World press on elections in Iran, Armenia and Russia (May 5-6, 2012)

World press on elections in Iran, Armenia and Russia (May 5-6, 2012)

The Washington Post reported that President Mahmoud Ahmadinejad’s support in Iran’s parliament crumbled as final results released Saturday showed conservative rivals consolidating their hold on the legislative body in a runoff vote. Iran has touted a robust turnout for Friday’s vote as a show of support for the country’s religious leadership in its confrontation with the West over the Islamic Republic’s controversial nuclear program. The result is also a new humiliation for Ahmadinejad, whose political decline started last year with his bold but failed challenge of Supreme Leader Ayatollah Ali Khamenei over the choice of intelligence chief. Ahmadinejad’s opponents had already won an outright majority in the 290-member legislature in the first round of voting in March. Of 65 seats up for grabs in Friday’s runoff election, Ahmadinejad’s opponents won 41 while the president’s supporters got only 13 seats. Independents won 11, according to final results reported Saturday by state media.

The same agency published the article headlined “Vladi¬mir Putin returns to Russian presidency weaker than when he left it.” It says that Vladimir Putin returns to the Russian presidency Monday in the throne room of the czars, now a dangerously weakened autocrat. The protests of December shook his all-powerful countenance, setting off machinations by the powers behind him who are intent on preserving their authority and privilege despite demands for democracy and reform. That conflict portends difficult and uncertain days for Russia, with Putin pressured to display more muscle than compromise. By March, when he was elected president with a reported 64 percent of the vote, doubts had appeared about his legitimacy. Now, few expect anything but a long, tumultuous road for democratic reform. Many fear turmoil. No one knows what lies ahead after Monday’s inauguration for what now is a six-year presidential term. If Putin antagonizes the hard-liners, an assortment of security and military industrial insiders among them, he risks plots against him. If he cannot quiet the protests, he courts a popular upheaval.

The Los Angeles Times reported that Secretary of State Hillary Rodham Clinton's three-day trip to India, starting Sunday after a weekend stop in Bangladesh, comes amid reduced expectations and political distraction on both sides and a relationship increasingly marked by incremental movement on a variety of issues. Though India remains an important ally, few big-ticket nuclear and defense deals that the United States had hoped for have materialized. India is wary of becoming too closely aligned with the U.S. to the detriment of its relations with Russia and Iran. And politics, including the U.S. presidential campaign and the growing weakness of India's Congress Party-led government, has limited the scope of agreements.

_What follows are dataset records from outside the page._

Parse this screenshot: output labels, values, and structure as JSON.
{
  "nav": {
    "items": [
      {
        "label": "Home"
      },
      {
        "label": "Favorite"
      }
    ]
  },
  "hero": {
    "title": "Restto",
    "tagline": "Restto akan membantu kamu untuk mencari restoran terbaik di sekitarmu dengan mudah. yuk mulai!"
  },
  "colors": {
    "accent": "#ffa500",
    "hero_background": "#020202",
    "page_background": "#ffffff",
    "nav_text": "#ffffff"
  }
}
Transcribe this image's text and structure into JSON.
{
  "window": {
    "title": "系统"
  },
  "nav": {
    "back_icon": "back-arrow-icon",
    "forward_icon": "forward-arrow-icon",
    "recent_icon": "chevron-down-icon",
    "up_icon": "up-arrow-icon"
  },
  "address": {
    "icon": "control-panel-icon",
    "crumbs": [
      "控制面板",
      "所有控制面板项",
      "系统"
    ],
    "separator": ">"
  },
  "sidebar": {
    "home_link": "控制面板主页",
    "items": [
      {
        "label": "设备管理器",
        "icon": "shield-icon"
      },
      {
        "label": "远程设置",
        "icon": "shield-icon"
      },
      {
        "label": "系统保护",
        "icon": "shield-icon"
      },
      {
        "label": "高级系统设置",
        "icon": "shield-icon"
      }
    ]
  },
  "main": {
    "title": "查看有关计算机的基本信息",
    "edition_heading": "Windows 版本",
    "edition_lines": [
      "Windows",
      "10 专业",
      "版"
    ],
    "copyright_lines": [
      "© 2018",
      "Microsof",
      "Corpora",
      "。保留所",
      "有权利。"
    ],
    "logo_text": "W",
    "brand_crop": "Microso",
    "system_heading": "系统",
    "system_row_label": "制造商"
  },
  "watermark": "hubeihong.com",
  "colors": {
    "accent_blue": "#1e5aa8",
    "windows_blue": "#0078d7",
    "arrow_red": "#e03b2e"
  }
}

The Turkish information agency Hurriyet published the article subtitled “Armenia heads to polls amid claims of foul play.” It says that Armenians are poised to cast their votes on May 6 in a parliamentary election that looks set to become a battle for supremacy between the governing party and its current coalition partner, led by an ultra-rich former arm wrestling champion. Opinion polls suggest that President Serzh Sarkisian’s Republican Party, which currently controls the majority of seats in Parliament, is ahead of its ally in the outgoing coalition – the Prosperous Armenia Party, led by millionaire tycoon and former arm wrestler Gagik Tsarukian. Authorities have pledged an unprecedentedly clean contest for the 131-seat National Assembly in the mountainous country of 3.3 million people. The general perception among the public, however, tells a different story.

The same agency reported that As NATO prepares to announce the completion of the first important phase of its ambitious nuclear missile defense system during the alliance’s Chicago summit this month, Turkey’s decision last September to host the early warning radar system for the shield has proved to be a turning point in the government’s relations with the West, said Professor Mustafa Aydın, the rector of Kadir Has University. Aydın is also the head of the International Relations Council, which has been organizing brain-storming meetings on security issues in several cities throughout Turkey on the occasion of Turkey’s 60th year of NATO membership. By hosting the radars, “the government chooses its side. It gives the message to the world that Turkey will continue to act with the West,” he said. Meanwhile with his recent statement that Turkey will lead the wave of change in the Middle East, Foreign Minister Ahmet Davutoğlu has announced the end of the “zero problems with neighbors” policy.